Re-assigning to Image Registry component but reviewing the logs attached in comment #3 it doesn't look like it's actually a dns failure but a failure to connect to the api server based on this log entry time="2016-12-07T02:53:43.511149145Z" level=debug msg="invalid token: Get https://openshift-136.lab.sjc.redhat.com:443/oapi/v1/users/~: dial tcp: i/o timeout" go.version=go1.7.3 http.request.host="172.30.245.180:5000" http.request.id=80af04bb-3e33-4502-9c59-5c78c3172260 http.request.method=GET http.request.remoteaddr="10.128.0.1:40022" http.request.uri="/openshift/token?account=unused&client_id=docker&offline_token=true" http.request.useragent="docker/1.12.3 go/go1.6.2 git-commit/8b91553-redhat kernel/3.10.0-514.2.2.el7.x86_64 os/linux arch/amd64 UpstreamClient(Docker-Client/1.12.3 \\(linux\\))" instance.id=f90a06b7-512b-4633-96eb-b8517dce4b08 If it is a dns issue then it'd be the registry's dns resolver library not properly failing over from one dns server to the other.
v3.6.0-alpha.2, go v1.7.5 - it tries to use another DNS server after waiting for 20 second.

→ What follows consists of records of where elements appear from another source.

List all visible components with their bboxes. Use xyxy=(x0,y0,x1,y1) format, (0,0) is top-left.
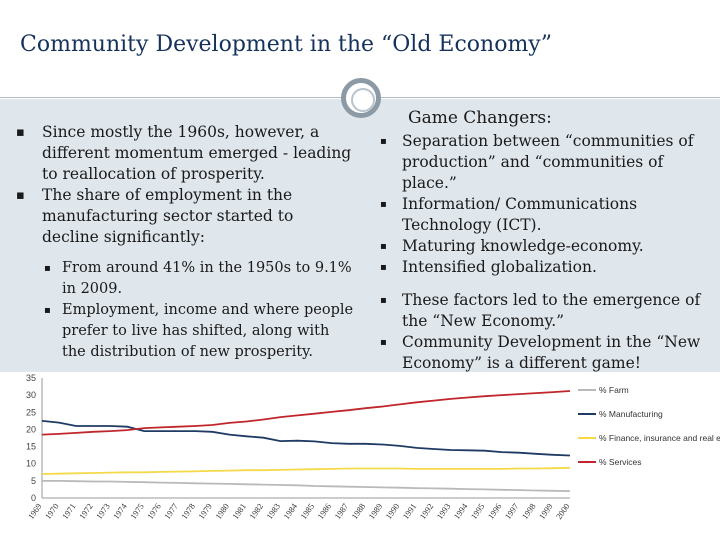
x-tick-label: 1992 xyxy=(417,501,435,521)
left-bullet-list: Since mostly the 1960s, however, a diffe… xyxy=(14,122,354,248)
x-tick-label: 1994 xyxy=(452,501,470,521)
right-column: Game Changers: Separation between “commu… xyxy=(378,108,714,374)
x-tick-label: 1973 xyxy=(94,501,112,521)
divider-circle-ornament xyxy=(341,78,381,118)
x-tick-label: 1979 xyxy=(196,501,214,521)
x-tick-label: 1971 xyxy=(60,501,78,521)
left-sub-bullet-2: Employment, income and where people pref… xyxy=(14,300,354,363)
x-tick-label: 1989 xyxy=(366,501,384,521)
x-tick-label: 1998 xyxy=(520,501,538,521)
x-tick-label: 1970 xyxy=(43,501,61,521)
legend-label: % Farm xyxy=(599,385,629,395)
x-tick-label: 1991 xyxy=(400,501,418,521)
series-line-3 xyxy=(41,390,571,436)
left-bullet-2: The share of employment in the manufactu… xyxy=(14,185,354,248)
left-bullet-1: Since mostly the 1960s, however, a diffe… xyxy=(14,122,354,185)
x-tick-label: 1974 xyxy=(111,501,129,521)
x-tick-label: 1990 xyxy=(383,501,401,521)
left-column: Since mostly the 1960s, however, a diffe… xyxy=(14,122,354,363)
x-tick-label: 1969 xyxy=(26,501,44,521)
changer-item-3: Maturing knowledge-economy. xyxy=(378,236,714,257)
y-tick-label: 20 xyxy=(26,424,36,434)
x-tick-label: 1972 xyxy=(77,501,95,521)
x-tick-label: 1980 xyxy=(213,501,231,521)
conclusions-list: These factors led to the emergence of th… xyxy=(378,290,714,374)
y-tick-label: 35 xyxy=(26,373,36,383)
legend-label: % Finance, insurance and real estate xyxy=(599,433,720,443)
x-tick-label: 1988 xyxy=(349,501,367,521)
x-tick-label: 1982 xyxy=(247,501,265,521)
x-tick-label: 1986 xyxy=(315,501,333,521)
game-changers-heading: Game Changers: xyxy=(408,108,552,128)
x-tick-label: 1976 xyxy=(145,501,163,521)
x-tick-label: 1993 xyxy=(434,501,452,521)
x-tick-label: 1978 xyxy=(179,501,197,521)
series-line-0 xyxy=(42,480,571,492)
y-tick-label: 10 xyxy=(26,459,36,469)
series-line-2 xyxy=(41,466,571,475)
slide-title: Community Development in the “Old Econom… xyxy=(20,32,552,57)
x-tick-label: 1984 xyxy=(281,501,299,521)
left-sub-bullet-list: From around 41% in the 1950s to 9.1% in … xyxy=(14,258,354,363)
x-tick-label: 1987 xyxy=(332,501,350,521)
x-tick-label: 1983 xyxy=(264,501,282,521)
game-changers-list: Separation between “communities of produ… xyxy=(378,131,714,278)
x-tick-label: 1975 xyxy=(128,501,146,521)
changer-item-1: Separation between “communities of produ… xyxy=(378,131,714,194)
changer-item-2: Information/ Communications Technology (… xyxy=(378,194,714,236)
y-tick-label: 15 xyxy=(26,442,36,452)
conclusion-item-1: These factors led to the emergence of th… xyxy=(378,290,714,332)
x-tick-label: 1977 xyxy=(162,501,180,521)
x-tick-label: 1997 xyxy=(503,501,521,521)
x-tick-label: 1999 xyxy=(537,501,555,521)
x-tick-label: 2000 xyxy=(554,501,572,521)
legend-label: % Manufacturing xyxy=(599,409,663,419)
conclusion-item-2: Community Development in the “New Econom… xyxy=(378,332,714,374)
y-tick-label: 5 xyxy=(31,476,36,486)
x-tick-label: 1981 xyxy=(230,501,248,521)
changer-item-4: Intensified globalization. xyxy=(378,257,714,278)
y-tick-label: 25 xyxy=(26,407,36,417)
x-tick-label: 1995 xyxy=(469,501,487,521)
left-sub-bullet-1: From around 41% in the 1950s to 9.1% in … xyxy=(14,258,354,300)
y-tick-label: 0 xyxy=(31,493,36,503)
y-tick-label: 30 xyxy=(26,390,36,400)
legend-label: % Services xyxy=(599,457,642,467)
series-line-1 xyxy=(41,420,571,457)
x-tick-label: 1996 xyxy=(486,501,504,521)
employment-chart: 0 5 10 15 20 25 30 35 1969 1970 1971 1972 1973 1974 19… xyxy=(0,372,720,540)
x-tick-label: 1985 xyxy=(298,501,316,521)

Which timeout do you have for master api calls from the registry?
(In reply to Oleg Bulatov from comment #5) > v3.6.0-alpha.2, go v1.7.5 - it tries to use another DNS server after waiting > for 20 second. Which timeout do you have for master api calls from the > registry? I am not deeply familiar with the functionality between api and registry stuff, can you tell me, how to get that timeout value?
Much has probably changed in this space since 3.6, can you confirm it's still an issue in 3.9?
In 3.9, I have no way to reproduce the same scenario like the initial report in 3.4, now only dnsIP is kept in /etc/resolv.conf in pod, no way to add one more as the second nameserver. # oc rsh docker-registry-2-bhlbg sh-4.2$ cat /etc/resolv.conf nameserver 172.16.120.117 search default.svc.cluster.local svc.cluster.local cluster.local openstacklocal bb.com options ndots:5 So this scenario is not applicable for 3.9 version. But I tried some negative testing, set dnsIP to a wrong IP, then try docker login, it succeeded. # oc rsh docker-registry-2-wrcvw sh-4.2$ cat /etc/resolv.conf nameserver 172.16.120.7 search default.svc.cluster.local svc.cluster.local cluster.local openstacklocal bb.com options ndots:5 # docker login -u unused -p $(oc sa get-token builder -n openshift) 172.31.43.231:5000 Login Succeeded # openshift version openshift v3.9.0-0.16.0 kubernetes v1.9.0-beta1 etcd 3.2.8
Ok, going to close this out then. Sorry we let it sit so long. (I am surprised it works even with a completely wrong dns value).